EMA to review Helsinn’s anamorelin HCI marketing authorisation application
Posted: 30 November 2015 | | No comments yet
The European Medicines Agency (EMA) has accepted for review, the marketing authorisation application (MAA) for Helsinn Group’s anamorelin HCI…
The European Medicines Agency (EMA) has accepted for review, the marketing authorisation application (MAA) for Helsinn Group’s anamorelin HCI.
Anamorelin is a noval, orally active selective ghrelin receptor agonist under development for the treatment of anorexia, cachexia, or unintended weight loss in non-small cell lung cancer (NSCLC) patients.

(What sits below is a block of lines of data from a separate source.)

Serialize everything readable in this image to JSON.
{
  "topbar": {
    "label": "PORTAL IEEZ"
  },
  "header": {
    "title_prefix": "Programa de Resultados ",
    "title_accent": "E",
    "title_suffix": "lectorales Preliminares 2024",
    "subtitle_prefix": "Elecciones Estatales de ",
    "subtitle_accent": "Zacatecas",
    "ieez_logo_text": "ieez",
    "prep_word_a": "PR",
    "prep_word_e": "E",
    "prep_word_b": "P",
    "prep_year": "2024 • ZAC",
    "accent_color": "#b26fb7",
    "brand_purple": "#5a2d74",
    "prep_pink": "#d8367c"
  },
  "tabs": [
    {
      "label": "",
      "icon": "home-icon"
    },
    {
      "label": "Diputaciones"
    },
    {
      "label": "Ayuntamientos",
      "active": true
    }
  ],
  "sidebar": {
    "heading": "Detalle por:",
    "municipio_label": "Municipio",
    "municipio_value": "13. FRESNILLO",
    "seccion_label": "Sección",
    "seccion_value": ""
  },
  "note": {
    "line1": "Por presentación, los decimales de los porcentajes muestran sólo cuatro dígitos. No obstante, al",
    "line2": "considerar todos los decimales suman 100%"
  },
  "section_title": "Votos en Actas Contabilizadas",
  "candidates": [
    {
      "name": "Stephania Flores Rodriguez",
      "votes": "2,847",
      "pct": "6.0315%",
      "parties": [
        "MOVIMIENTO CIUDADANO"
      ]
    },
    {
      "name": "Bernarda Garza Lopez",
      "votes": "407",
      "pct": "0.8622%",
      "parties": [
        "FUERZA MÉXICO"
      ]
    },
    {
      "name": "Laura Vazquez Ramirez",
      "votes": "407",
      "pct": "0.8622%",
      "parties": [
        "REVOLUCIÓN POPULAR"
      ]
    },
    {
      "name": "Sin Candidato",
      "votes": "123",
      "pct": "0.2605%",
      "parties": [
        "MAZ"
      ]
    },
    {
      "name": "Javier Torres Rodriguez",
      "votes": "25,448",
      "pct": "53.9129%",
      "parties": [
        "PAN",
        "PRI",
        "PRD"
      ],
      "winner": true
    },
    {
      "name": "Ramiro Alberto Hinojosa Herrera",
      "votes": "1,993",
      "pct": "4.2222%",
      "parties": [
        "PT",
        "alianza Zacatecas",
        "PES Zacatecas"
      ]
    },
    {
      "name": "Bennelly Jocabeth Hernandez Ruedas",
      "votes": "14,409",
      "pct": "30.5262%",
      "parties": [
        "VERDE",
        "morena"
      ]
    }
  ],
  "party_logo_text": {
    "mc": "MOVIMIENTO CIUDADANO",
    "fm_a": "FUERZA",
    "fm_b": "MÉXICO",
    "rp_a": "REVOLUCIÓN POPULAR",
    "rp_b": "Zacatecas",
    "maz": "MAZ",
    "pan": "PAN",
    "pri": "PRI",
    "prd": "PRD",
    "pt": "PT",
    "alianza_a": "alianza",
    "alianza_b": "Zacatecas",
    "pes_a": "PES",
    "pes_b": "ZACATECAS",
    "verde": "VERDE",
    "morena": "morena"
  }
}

Helsinn ‘one step closer’ to bringing anamorelin to market
Ghrelin is an endogenous peptide primarily secreted by the stomach. Upon binding to its receptor, ghrelin stimulates multiple pathways in the positive regulation of body weight, lean body mass, appetite and metabolism. Anamorelin is an investigational agent that has not yet been approved by any regulatory authority. Phase III trials have been designed to assess the tolerability and efficacy of the treatment for increasing body weight, lean body mass and muscle strength.
Commenting on the announcement, Riccardo Braglia, Chief Executive Officer of Helsinn Group, said, “With this EMA submission, we are one step closer to bringing this new and potentially effective treatment to market, meaning that the quality of life for patients with non-small cell lung cancer who suffer from anorexia, cachexia, could soon improve. Anamorelin is part of our pipeline of products dedicated to cancer supportive care, all of which address areas of significant unmet medical need.”